Every state has its set of income guidelines. According to chapter 7 bankruptcy attorney, a person who files for bankruptcy has to fall within the income criteria of the state to be considered for Chapter 7 bankruptcy.
Income criteria set by bankruptcy rule determine those debtors who are eligible to file for “Chapter 7 bankruptcy”. To qualify under income rules, the income of the filer should be equal or below the average income in the state of the filer.
Who would not qualify for Chapter 7 Bankruptcy?
Under this bankruptcy rule, there are a few cases when the debtor does not qualify:
- Discharge of earlier debt within the last 8 years under “Chapter 7”;
- Discharge of earlier debt within the last 6 years under Chapter 13;
- Income, debt and expenses would not qualify for a Chapter 13 filing;
- The debtor tried to defraud bankruptcy court or creditors;
- The debtor missed attending credit counseling
What is the best way to file your bankruptcy case under Chapter 7?
A debtor is needed to attend credit counseling before filing for bankruptcy under “Chapter 7”. On completion of this counseling with a state approved agency can a debtor legally file for his case at a local bankruptcy court?

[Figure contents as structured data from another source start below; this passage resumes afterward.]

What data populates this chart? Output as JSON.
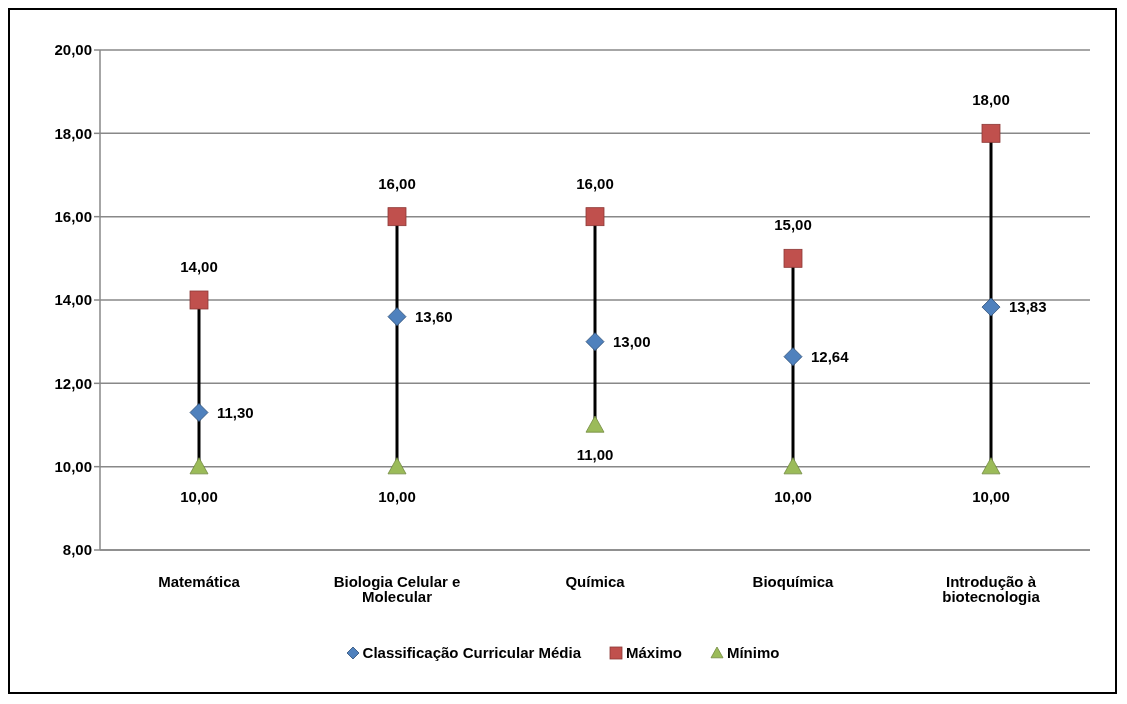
{
  "chart_data": {
    "type": "scatter",
    "categories": [
      "Matemática",
      "Biologia Celular e Molecular",
      "Química",
      "Bioquímica",
      "Introdução à biotecnologia"
    ],
    "series": [
      {
        "name": "Classificação Curricular Média",
        "color": "#4f81bd",
        "marker": "diamond",
        "values": [
          11.3,
          13.6,
          13,
          12.64,
          13.83
        ],
        "value_labels": [
          "11,30",
          "13,60",
          "13,00",
          "12,64",
          "13,83"
        ]
      },
      {
        "name": "Máximo",
        "color": "#c0504d",
        "marker": "square",
        "values": [
          14,
          16,
          16,
          15,
          18
        ],
        "value_labels": [
          "14,00",
          "16,00",
          "16,00",
          "15,00",
          "18,00"
        ]
      },
      {
        "name": "Mínimo",
        "color": "#9bbb59",
        "marker": "triangle",
        "values": [
          10,
          10,
          11,
          10,
          10
        ],
        "value_labels": [
          "10,00",
          "10,00",
          "11,00",
          "10,00",
          "10,00"
        ]
      }
    ],
    "ylim": [
      8,
      20
    ],
    "yticks": [
      {
        "value": 8,
        "label": "8,00"
      },
      {
        "value": 10,
        "label": "10,00"
      },
      {
        "value": 12,
        "label": "12,00"
      },
      {
        "value": 14,
        "label": "14,00"
      },
      {
        "value": 16,
        "label": "16,00"
      },
      {
        "value": 18,
        "label": "18,00"
      },
      {
        "value": 20,
        "label": "20,00"
      }
    ],
    "grid": "y",
    "legend": "bottom"
  }
}
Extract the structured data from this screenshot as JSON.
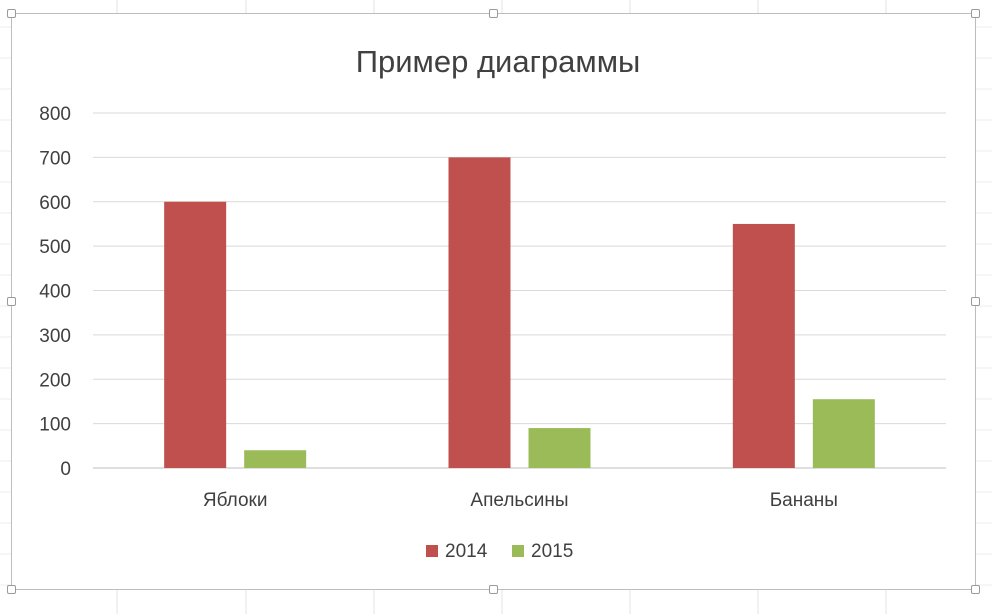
{
  "chart_data": {
    "type": "bar",
    "title": "Пример диаграммы",
    "categories": [
      "Яблоки",
      "Апельсины",
      "Бананы"
    ],
    "series": [
      {
        "name": "2014",
        "values": [
          600,
          700,
          550
        ],
        "color": "#c0504d"
      },
      {
        "name": "2015",
        "values": [
          40,
          90,
          155
        ],
        "color": "#9bbb59"
      }
    ],
    "ylim": [
      0,
      800
    ],
    "yticks": [
      0,
      100,
      200,
      300,
      400,
      500,
      600,
      700,
      800
    ],
    "grid": true,
    "legend_position": "bottom",
    "colors": {
      "gridline": "#d9d9d9",
      "axis_text": "#404040",
      "title_text": "#404040"
    }
  }
}
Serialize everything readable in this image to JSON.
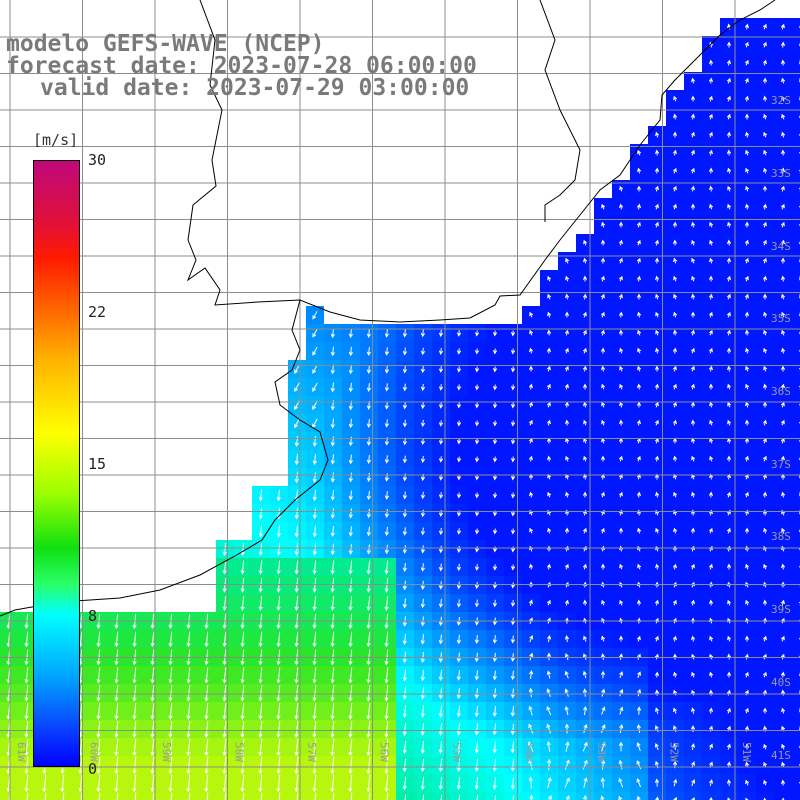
{
  "title": {
    "line1": "modelo GEFS-WAVE (NCEP)",
    "line2": "forecast date: 2023-07-28 06:00:00",
    "line3": "valid date: 2023-07-29 03:00:00"
  },
  "colorbar": {
    "units": "[m/s]",
    "ticks": [
      {
        "label": "30",
        "value": 30
      },
      {
        "label": "22",
        "value": 22
      },
      {
        "label": "15",
        "value": 15
      },
      {
        "label": "8",
        "value": 8
      },
      {
        "label": "0",
        "value": 0
      }
    ],
    "colors": [
      "#0000ff",
      "#00a6ff",
      "#00ffff",
      "#10e010",
      "#ffff00",
      "#ff6a00",
      "#ff1a00",
      "#c0087a"
    ]
  },
  "latitude_labels": [
    "32S",
    "33S",
    "34S",
    "35S",
    "36S",
    "37S",
    "38S",
    "39S",
    "40S",
    "41S"
  ],
  "longitude_labels": [
    "61W",
    "60W",
    "59W",
    "58W",
    "57W",
    "56W",
    "55W",
    "54W",
    "53W",
    "52W",
    "51W"
  ],
  "colors": {
    "land": "#ffffff",
    "coast": "#000000",
    "grid": "#8c8c8c",
    "arrows": "#ffffff",
    "label_gray": "#9a9a9a"
  }
}
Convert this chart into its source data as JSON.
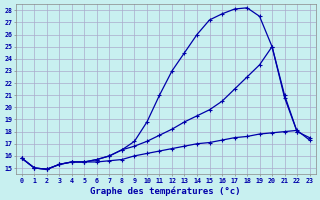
{
  "xlabel": "Graphe des températures (°c)",
  "bg_color": "#c8f0f0",
  "grid_color": "#aaaacc",
  "line_color": "#0000aa",
  "xlim": [
    -0.5,
    23.5
  ],
  "ylim": [
    14.5,
    28.5
  ],
  "yticks": [
    15,
    16,
    17,
    18,
    19,
    20,
    21,
    22,
    23,
    24,
    25,
    26,
    27,
    28
  ],
  "xticks": [
    0,
    1,
    2,
    3,
    4,
    5,
    6,
    7,
    8,
    9,
    10,
    11,
    12,
    13,
    14,
    15,
    16,
    17,
    18,
    19,
    20,
    21,
    22,
    23
  ],
  "hours": [
    0,
    1,
    2,
    3,
    4,
    5,
    6,
    7,
    8,
    9,
    10,
    11,
    12,
    13,
    14,
    15,
    16,
    17,
    18,
    19,
    20,
    21,
    22,
    23
  ],
  "line1": [
    15.8,
    15.0,
    14.9,
    15.3,
    15.5,
    15.5,
    15.5,
    15.6,
    15.7,
    16.0,
    16.2,
    16.4,
    16.6,
    16.8,
    17.0,
    17.1,
    17.3,
    17.5,
    17.6,
    17.8,
    17.9,
    18.0,
    18.1,
    17.3
  ],
  "line2": [
    15.8,
    15.0,
    14.9,
    15.3,
    15.5,
    15.5,
    15.7,
    16.0,
    16.5,
    17.2,
    18.8,
    21.0,
    23.0,
    24.5,
    26.0,
    27.2,
    27.7,
    28.1,
    28.2,
    27.5,
    25.0,
    21.0,
    18.0,
    null
  ],
  "line3": [
    15.8,
    15.0,
    14.9,
    15.3,
    15.5,
    15.5,
    15.7,
    16.0,
    16.5,
    16.8,
    17.2,
    17.7,
    18.2,
    18.8,
    19.3,
    19.8,
    20.5,
    21.5,
    22.5,
    23.5,
    25.0,
    20.8,
    18.0,
    17.5
  ]
}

As a debtor, there are certain things that you would need to furnish. These are income information, debt, expenditures, and creditor holdings of unsecured and secured debt, property sale documents, and details of all those properties that are exempted.
What are the non-dischargeable debts under Chapter 7 bankruptcy?
Some of the key main non-dischargeable debts are:
- back child support
- alimony obligations
- student loans whose repayment leads to an undue hardship
- less than 3 years of pending income taxes
- debts for luxuries that you have purchased recently
- Debts incurred due to fraud. It can be telling a lie to credit agencies or putting wrong information on a check
- debts resulting from malicious or willful injury to another’s property
- debts due to a violation of trust
Types of property that are exempted from Chapter 7
Certain types of property are completely exempted in most of the states. These are
- motor vehicles that cost a certain value
- necessary clothing
- needed household goods and furnishings
- household appliances
- jewelry till a certain price
- life insurance up to a certain price
- Unpaid but earned salary
- Public benefits such as welfare, unemployment compensation, social security that is deposited in a bank account.
A better understanding of Chapter 7 and Chapter 13 bankruptcy will help you decide which one would be the right option for your case.